16/10/2017 - È stato pubblicato in Gazzetta Ufficiale il Dpcm 4 agosto 2017 che definisce le norme applicative del Piano straordinario per il potenziamento del circuito delle sale cinematografiche e polifunzionali, previsto dalla ‘Disciplina del cinema e dell’audiovisivo’ (Legge 220/2016).

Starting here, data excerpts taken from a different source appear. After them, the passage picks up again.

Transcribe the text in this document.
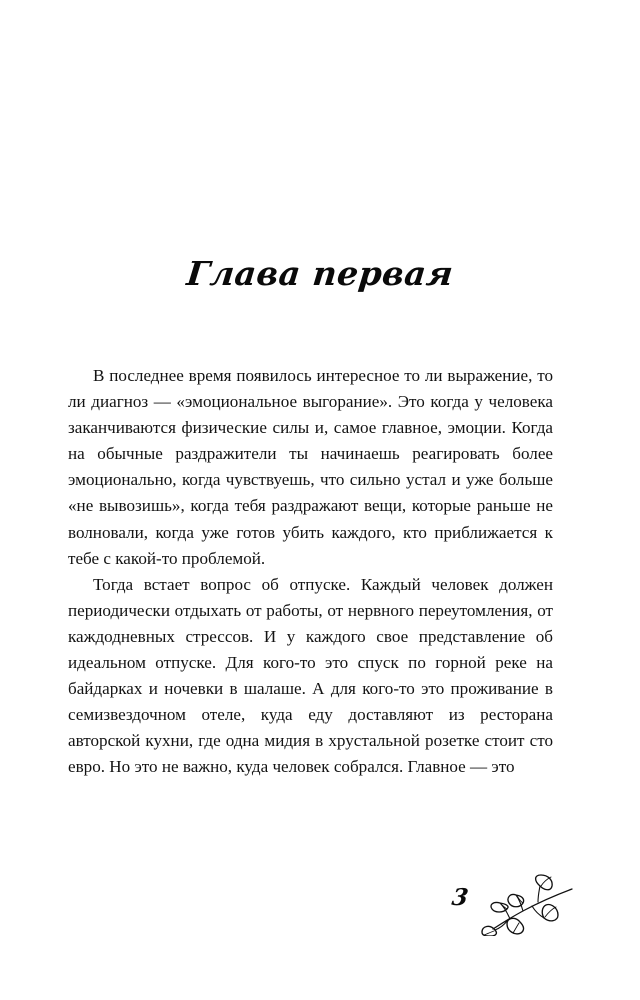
Глава первая

В последнее время появилось интересное то ли выражение, то ли диагноз — «эмоциональное выгорание». Это когда у человека заканчиваются физические силы и, самое главное, эмоции. Когда на обычные раздражители ты начинаешь реагировать более эмоционально, когда чувствуешь, что сильно устал и уже больше «не вывозишь», когда тебя раздражают вещи, которые раньше не волновали, когда уже готов убить каждого, кто приближается к тебе с какой-то проблемой.

Тогда встает вопрос об отпуске. Каждый человек должен периодически отдыхать от работы, от нервного переутомления, от каждодневных стрессов. И у каждого свое представление об идеальном отпуске. Для кого-то это спуск по горной реке на байдарках и ночевки в шалаше. А для кого-то это проживание в семизвездочном отеле, куда еду доставляют из ресторана авторской кухни, где одна мидия в хрустальной розетке стоит сто евро. Но это не важно, куда человек собрался. Главное — это

3
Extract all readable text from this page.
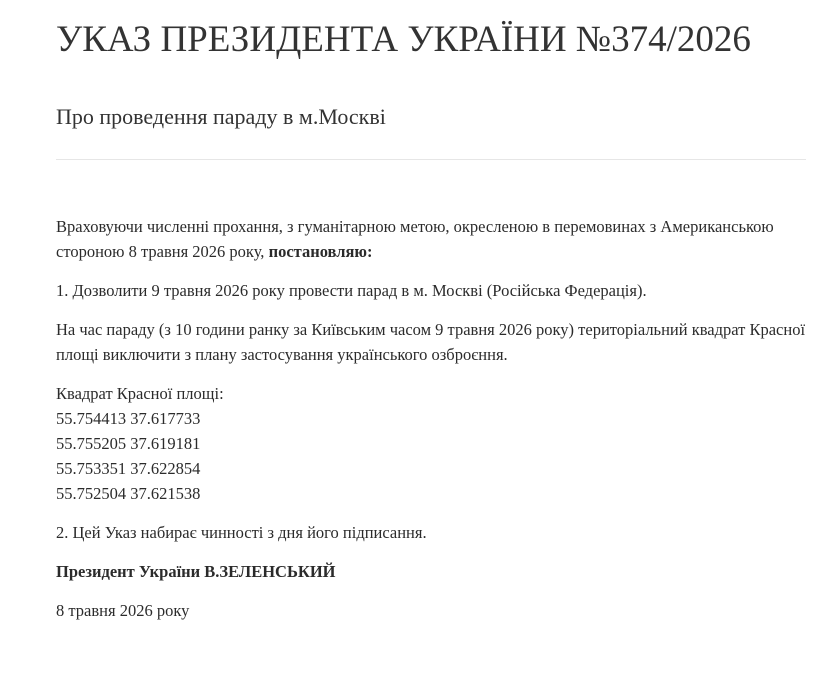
УКАЗ ПРЕЗИДЕНТА УКРАЇНИ №374/2026
Про проведення параду в м.Москві

Враховуючи численні прохання, з гуманітарною метою, окресленою в перемовинах з Американською стороною 8 травня 2026 року, постановляю:

1. Дозволити 9 травня 2026 року провести парад в м. Москві (Російська Федерація).

На час параду (з 10 години ранку за Київським часом 9 травня 2026 року) територіальний квадрат Красної площі виключити з плану застосування українського озброєння.

Квадрат Красної площі:
55.754413 37.617733
55.755205 37.619181
55.753351 37.622854
55.752504 37.621538

2. Цей Указ набирає чинності з дня його підписання.

Президент України В.ЗЕЛЕНСЬКИЙ

8 травня 2026 року
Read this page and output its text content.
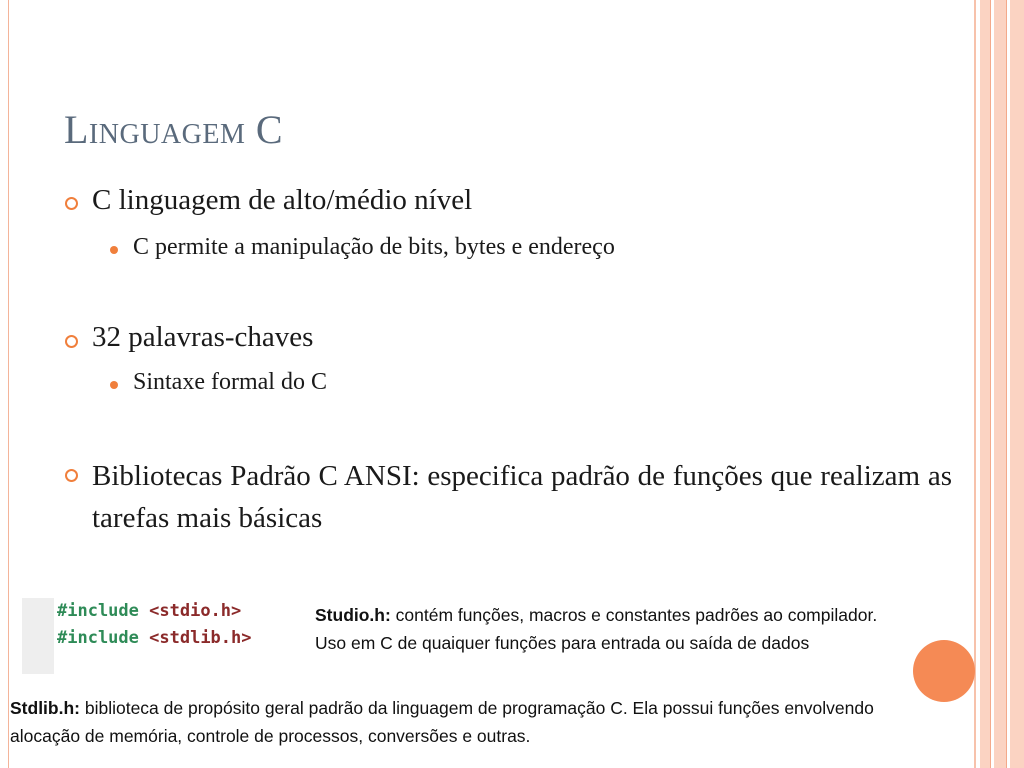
Linguagem C
C linguagem de alto/médio nível
C permite a manipulação de bits, bytes e endereço
32 palavras-chaves
Sintaxe formal do C
Bibliotecas Padrão C ANSI: especifica padrão de funções que realizam as tarefas mais básicas
#include <stdio.h>
#include <stdlib.h>
Studio.h: contém funções, macros e constantes padrões ao compilador.
Uso em C de quaiquer funções para entrada ou saída de dados
Stdlib.h: biblioteca de propósito geral padrão da linguagem de programação C. Ela possui funções envolvendo alocação de memória, controle de processos, conversões e outras.
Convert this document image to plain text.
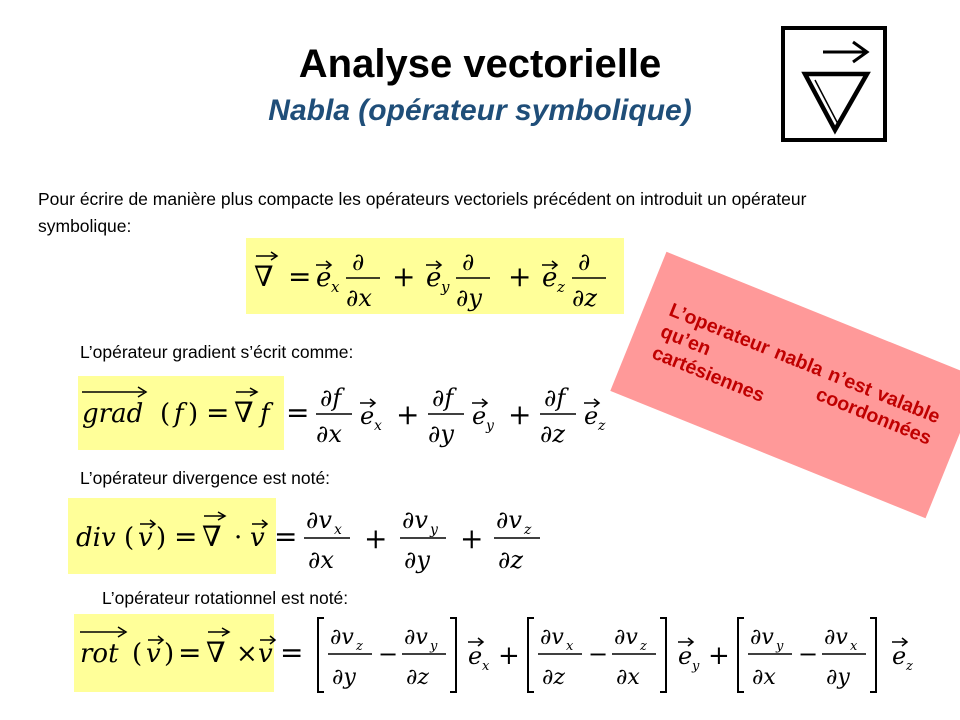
Analyse vectorielle
Nabla (opérateur symbolique)
Pour écrire de manière plus compacte les opérateurs vectoriels précédent on introduit un opérateur symbolique:
∇ = e x
∂
∂x
+ e y
∂
∂y
+ e z
∂
∂z
L’opérateur gradient s’écrit comme:
grad ( f ) = ∇ f = ∂f
∂x
e x + ∂f
∂y
e y + ∂f
∂z
e z
L’opérateur divergence est noté:
div ( v ) = ∇ · v = ∂v x
∂x
+
∂v y
∂y
+
∂v z
∂z
L’opérateur rotationnel est noté:
rot ( v ) = ∇ × v = ∂v z
∂y
−
∂v y
∂z
e x +
∂v x
∂z
−
∂v z
∂x
e y +
∂v y
∂x
−
∂v x
∂y
e z
L’operateur nabla n’est valable qu’en coordonnées cartésiennes
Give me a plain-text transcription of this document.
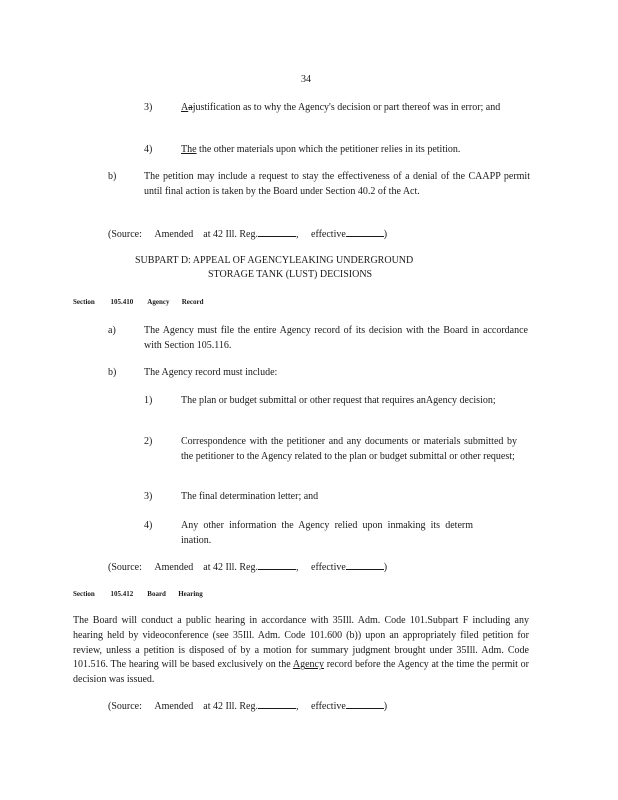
34
3)	Aajustification as to why the Agency's decision or part thereof was in error; and
4)	The the other materials upon which the petitioner relies in its petition.
b)	The petition may include a request to stay the effectiveness of a denial of the CAAPP permit until final action is taken by the Board under Section 40.2 of the Act.
(Source: Amended at 42 Ill. Reg.	, effective	)
SUBPART D: APPEAL OF AGENCYLEAKING UNDERGROUND
STORAGE TANK (LUST) DECISIONS
Section 105.410 Agency Record
a)	The Agency must file the entire Agency record of its decision with the Board in accordance with Section 105.116.
b)	The Agency record must include:
1)	The plan or budget submittal or other request that requires anAgency decision;
2)	Correspondence with the petitioner and any documents or materials submitted by the petitioner to the Agency related to the plan or budget submittal or other request;
3)	The final determination letter; and
4)	Any other information the Agency relied upon inmaking its determ ination.
(Source: Amended at 42 Ill. Reg.	, effective	)
Section 105.412 Board Hearing
The Board will conduct a public hearing in accordance with 35Ill. Adm. Code 101.Subpart F including any hearing held by videoconference (see 35Ill. Adm. Code 101.600 (b)) upon an appropriately filed petition for review, unless a petition is disposed of by a motion for summary judgment brought under 35Ill. Adm. Code 101.516. The hearing will be based exclusively on the Agency record before the Agency at the time the permit or decision was issued.
(Source: Amended at 42 Ill. Reg.	, effective	)
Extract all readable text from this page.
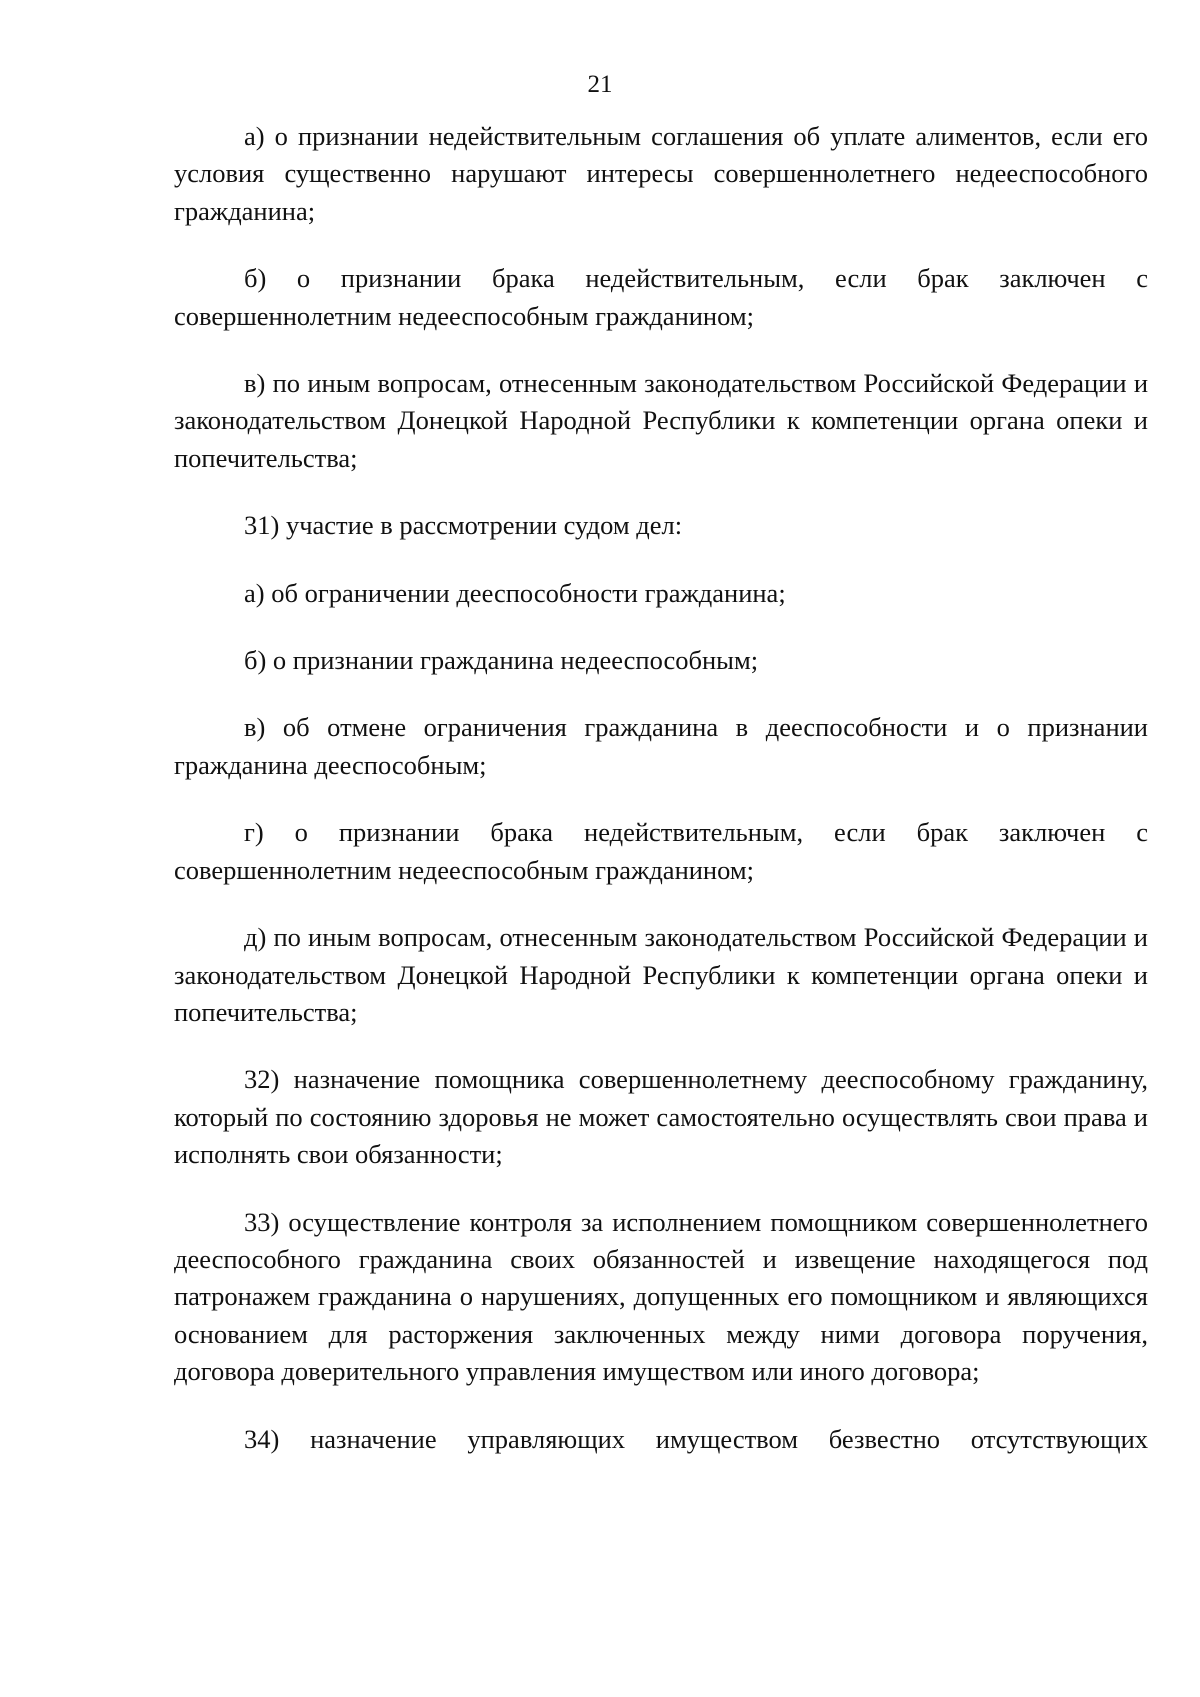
21

а) о признании недействительным соглашения об уплате алиментов, если его условия существенно нарушают интересы совершеннолетнего недееспособного гражданина;

б) о признании брака недействительным, если брак заключен с совершеннолетним недееспособным гражданином;

в) по иным вопросам, отнесенным законодательством Российской Федерации и законодательством Донецкой Народной Республики к компетенции органа опеки и попечительства;

31) участие в рассмотрении судом дел:

а) об ограничении дееспособности гражданина;

б) о признании гражданина недееспособным;

в) об отмене ограничения гражданина в дееспособности и о признании гражданина дееспособным;

г) о признании брака недействительным, если брак заключен с совершеннолетним недееспособным гражданином;

д) по иным вопросам, отнесенным законодательством Российской Федерации и законодательством Донецкой Народной Республики к компетенции органа опеки и попечительства;

32) назначение помощника совершеннолетнему дееспособному гражданину, который по состоянию здоровья не может самостоятельно осуществлять свои права и исполнять свои обязанности;

33) осуществление контроля за исполнением помощником совершеннолетнего дееспособного гражданина своих обязанностей и извещение находящегося под патронажем гражданина о нарушениях, допущенных его помощником и являющихся основанием для расторжения заключенных между ними договора поручения, договора доверительного управления имуществом или иного договора;

34) назначение управляющих имуществом безвестно отсутствующих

Il decreto definisce i soggetti beneficiari, i limiti massimi di intensità di aiuto, le condizioni per l’accesso al beneficio, le priorità nella concessione dei contributi e gli eventuali obblighi relativi alla destinazione d’uso e alla programmazione cinematografica.

 
La Legge 220/2016 - ricordiamo - ha destinato alle sale cinematografiche 30 milioni di euro per ciascuno degli anni 2017, 2018 e 2019, 20 milioni di euro per il 2020 e 10 milioni di euro per il 2021, per un totale di 120 milioni di euro per il quinquennio 2017-2021 così ripartiti:
 
- 60 milioni di euro alla riattivazione di sale cinematografiche chiuse o dismesse;
- 30 milioni di euro alla realizzazione di nuove sale;
- 18 milioni di euro alla trasformazione delle sale o multisale esistenti in ambito cittadino;
- 12 milioni di euro alla ristrutturazione e adeguamento strutturale e tecnologico delle sale, installazione, ristrutturazione, rinnovo di impianti, apparecchiature, arredi e servizi.
 
Le spese agevolabili sono quelle per: acquisto dei locali, lavori edili, impianti, arredi e poltrone, impianti per garantire l’accessibilità alle persone con disabilità. Ai contributi possono accedere le imprese di esercizio cinematografico italiane.

 

I contributi potranno essere richiesti alla Direzione Generale Cinema del Mibact tra il 1° febbraio e il 30 aprile di ciascun anno, utilizzando la modulistica che la stessa DG Cinema pubblicherà entro il prossimo 27 ottobre (15 dalla pubblicazione del Dpcm 4 agosto 2017), e allegando il preventivo dei lavori redatto da un tecnico abilitato e il piano finanziario preventivo.

 
Nell’assegnazione degli aiuti sarà data priorità sale cinematografiche ubicate in comuni colpiti da eventi sismici, alle sale cinematografiche storiche, a quelle ubicate in comuni sotto i 15.000 abitanti e nelle periferie. Saranno favoriti i progetti che prevedano un’offerta di eventi culturali, creativi, multimediali e formativi.
 
I contributi sono assegnati sulla base degli investimenti e dei costi massimi ammissibili indicati nel decreto, e vanno dal 50 all’80% degli investimenti realizzati. Il 30% del contributo sarà erogato all’atto di assegnazione, il saldo entro 90 giorni dal termine dei lavori.
 

I massimali di costo eleggibile vanno da 2 milioni di euro per i cinema monosala a 6 milioni per i multisala, per riattivazione, trasformazione e nuove realizzazioni, e da 650 mila euro a 2 milioni e 250 mila euro per l’adeguamento tecnologico e impiantistico, per le sale di interesse culturale il massimale di costo eleggibile è di 1 milione e 750 mila euro.